The reason why constexpr
static data members were made implicitly inline
was to solve a common problem in C++: when defining a class-scoped constant, one was previously forced to emit the definition in exactly one translation unit, lest the variable be ODR-used:
// foo.h
struct foo {
static constexpr int kAnswer = 42;
};
// foo.cpp
// a linker error will occur if this definition is omitted before C++17
#include "foo.h"
constexpr int foo::kAnswer;
// main.cpp
#include "foo.h"
#include <vector>
int main() {
std::vector<int> bar;
bar.push_back(foo::kAnswer); // ODR-use of 42
}
In such cases, we usually care only about the value of the constant, not its address; and it's convenient for the compiler to synthesize a unique location for the constant in case it really is ODR-used, but we don't care where that location is.
Thus, C++17 changed the rules so that the out-of-line definition is no longer required.

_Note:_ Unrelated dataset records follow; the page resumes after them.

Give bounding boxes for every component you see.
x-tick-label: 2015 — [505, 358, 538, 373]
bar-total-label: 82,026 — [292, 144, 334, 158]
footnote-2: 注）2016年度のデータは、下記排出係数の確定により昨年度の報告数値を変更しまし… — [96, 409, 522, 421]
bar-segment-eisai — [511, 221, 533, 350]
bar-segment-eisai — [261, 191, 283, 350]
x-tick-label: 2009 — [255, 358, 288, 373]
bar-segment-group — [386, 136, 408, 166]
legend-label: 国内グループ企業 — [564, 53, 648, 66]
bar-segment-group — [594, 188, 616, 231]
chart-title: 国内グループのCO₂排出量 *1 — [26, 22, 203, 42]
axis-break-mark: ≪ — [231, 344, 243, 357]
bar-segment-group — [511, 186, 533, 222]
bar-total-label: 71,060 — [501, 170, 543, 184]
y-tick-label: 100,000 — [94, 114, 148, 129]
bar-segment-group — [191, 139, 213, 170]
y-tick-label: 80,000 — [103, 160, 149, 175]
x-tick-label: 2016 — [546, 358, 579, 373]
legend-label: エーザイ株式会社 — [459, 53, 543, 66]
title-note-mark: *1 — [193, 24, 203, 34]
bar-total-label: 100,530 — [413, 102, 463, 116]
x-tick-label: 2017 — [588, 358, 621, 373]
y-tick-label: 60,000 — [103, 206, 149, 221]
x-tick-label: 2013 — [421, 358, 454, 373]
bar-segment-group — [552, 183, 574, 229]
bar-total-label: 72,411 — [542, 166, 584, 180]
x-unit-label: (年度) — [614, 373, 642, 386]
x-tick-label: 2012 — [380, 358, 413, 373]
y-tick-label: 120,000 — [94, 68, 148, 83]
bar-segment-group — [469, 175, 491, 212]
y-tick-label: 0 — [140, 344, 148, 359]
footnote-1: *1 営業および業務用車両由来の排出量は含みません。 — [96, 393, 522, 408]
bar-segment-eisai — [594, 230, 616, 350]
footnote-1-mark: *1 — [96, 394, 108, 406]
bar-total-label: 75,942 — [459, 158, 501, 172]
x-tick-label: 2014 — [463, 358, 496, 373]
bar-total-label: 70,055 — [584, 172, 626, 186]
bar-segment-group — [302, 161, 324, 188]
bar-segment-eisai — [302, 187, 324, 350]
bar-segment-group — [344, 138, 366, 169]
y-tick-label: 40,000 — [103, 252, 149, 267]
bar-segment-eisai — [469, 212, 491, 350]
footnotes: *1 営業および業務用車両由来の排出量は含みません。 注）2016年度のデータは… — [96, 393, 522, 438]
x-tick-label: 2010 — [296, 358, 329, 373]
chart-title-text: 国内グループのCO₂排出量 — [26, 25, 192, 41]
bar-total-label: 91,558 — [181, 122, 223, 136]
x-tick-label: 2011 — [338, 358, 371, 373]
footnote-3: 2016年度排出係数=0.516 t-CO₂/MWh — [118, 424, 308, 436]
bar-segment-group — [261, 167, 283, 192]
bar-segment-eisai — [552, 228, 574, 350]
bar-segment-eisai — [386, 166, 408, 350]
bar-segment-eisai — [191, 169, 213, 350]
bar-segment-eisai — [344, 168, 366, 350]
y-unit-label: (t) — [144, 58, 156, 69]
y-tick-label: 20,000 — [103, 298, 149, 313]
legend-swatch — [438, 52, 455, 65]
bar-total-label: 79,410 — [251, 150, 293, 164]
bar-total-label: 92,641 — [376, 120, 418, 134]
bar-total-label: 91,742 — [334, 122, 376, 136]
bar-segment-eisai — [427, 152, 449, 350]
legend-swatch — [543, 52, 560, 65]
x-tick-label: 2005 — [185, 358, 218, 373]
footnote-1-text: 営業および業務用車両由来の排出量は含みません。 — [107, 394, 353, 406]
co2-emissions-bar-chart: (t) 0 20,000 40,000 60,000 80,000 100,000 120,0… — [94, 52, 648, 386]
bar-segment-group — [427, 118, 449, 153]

In order to do so, it makes the declaration of foo::kAnswer
an inline definition, so that it can appear in multiple translation units without clashing, just like inline functions.
For namespace-scope constexpr
variables (which are implicitly static
, and therefore have internal linkage, unless declared extern
) there is no similar issue. Each translation unit has its own copy. inline
, as it's currently specified, would have no effect on such variables. And changing the existing behaviour would break existing programs.